Mieux encore, il est aujourd’hui courant d’héberger les contenus statiques sur ce qu’on appelle des CDN. Il s’agit de serveurs à très haute disponibilité, distribués à travers toute la planète et destinés à l’hébergement de contenus statiques. Cette configuration a pour avantage de libérer les ressources du serveur principal pour la génération du contenu dynamique.
Le caching
La génération d’une seule page web est un processus fastidieux, dont certaines étapes sont (très) gourmandes en ressources. Si le contenu d’une page ne change pas, alors pourquoi gaspiller des ressources pour la régénérer à chaque fois ?
Il est possible, dans ce cas, de garder une copie toute prête du résultat final et, à chaque fois qu’un visiteur demande cette page, de le lui afficher directement.
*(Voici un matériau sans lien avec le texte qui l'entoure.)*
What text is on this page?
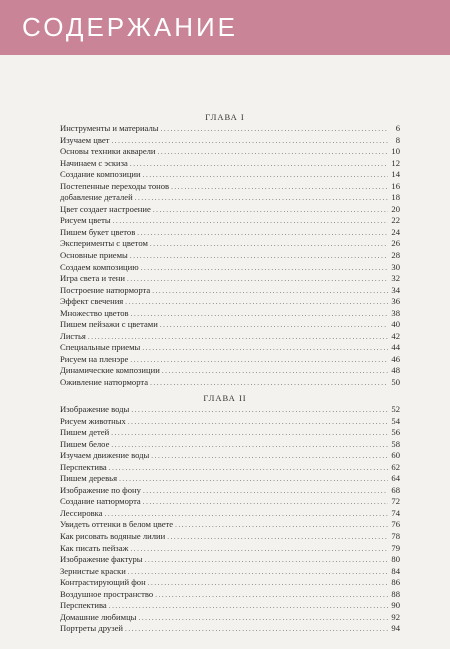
СОДЕРЖАНИЕ
ГЛАВА I
Инструменты и материалы .....	6
Изучаем цвет .....	8
Основы техники акварели .....	10
Начинаем с эскиза .....	12
Создание композиции .....	14
Постепенные переходы тонов .....	16
добавление деталей .....	18
Цвет создает настроение .....	20
Рисуем цветы .....	22
Пишем букет цветов .....	24
Эксперименты с цветом .....	26
Основные приемы .....	28
Создаем композицию .....	30
Игра света и тени .....	32
Построение натюрморта .....	34
Эффект свечения .....	36
Множество цветов .....	38
Пишем пейзажи с цветами .....	40
Листья .....	42
Специальные приемы .....	44
Рисуем на пленэре .....	46
Динамические композиции .....	48
Оживление натюрморта .....	50
ГЛАВА II
Изображение воды .....	52
Рисуем животных .....	54
Пишем детей .....	56
Пишем белое .....	58
Изучаем движение воды .....	60
Перспектива .....	62
Пишем деревья .....	64
Изображение по фону .....	68
Создание натюрморта .....	72
Лессировка .....	74
Увидеть оттенки в белом цвете .....	76
Как рисовать водяные лилии .....	78
Как писать пейзаж .....	79
Изображение фактуры .....	80
Зернистые краски .....	84
Контрастирующий фон .....	86
Воздушное пространство .....	88
Перспектива .....	90
Домашние любимцы .....	92
Портреты друзей .....	94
Pour cela, plusieurs outils open sources sont disponibles, tels que Varnish, utilisé par Medianet lors de cette démonstration.
Il est aussi possible de mettre en cache les résultats des requêtes de la base de données. Je vous explique : sur un site web, certaines données sont consultées beaucoup plus fréquemment que d’autres (un article qui fait le buzz, par exemple).
Au lieu de solliciter la base de données à chaque fois qu’on veut extraire ces informations — une opération très exigeante en termes de ressources, il est possible de garder une copie plus accessible (sur de la mémoire vive, dont le temps de réponse est très court, par exemple).
Big data, temps-réel : les nouvelles tendances
Vu le rôle important de l’optimisation (offrir une expérience utilisateur plus fluide, minimiser les coûts opérationnels, …), l’optimisation est un élément très important. Ce rôle se trouve de plus en plus mis en valeur, surtout que la Tunisie veut s’orienter vers une économie plus “digitalisée”.
Mais il ne fait pas oublier qu’Internet est en train de se métamorphoser, avec la génération de nouvelles tendances telles que le Big Data et le temps-réel.
C’est aussi le cas de l’infrastructure qui ne cesse d’évoluer pour suivre ces tendances. Et pour preuve, nous citons le succès que connaissent aujourd’hui quelques nouvelles technologies, telles que Docker et Node.js.
Pour faire face à ces ruptures, il ne faut pas oublier de mettre à jour l’art de l’optimisation, dont certaines pratiques sont, déjà, obsolètes.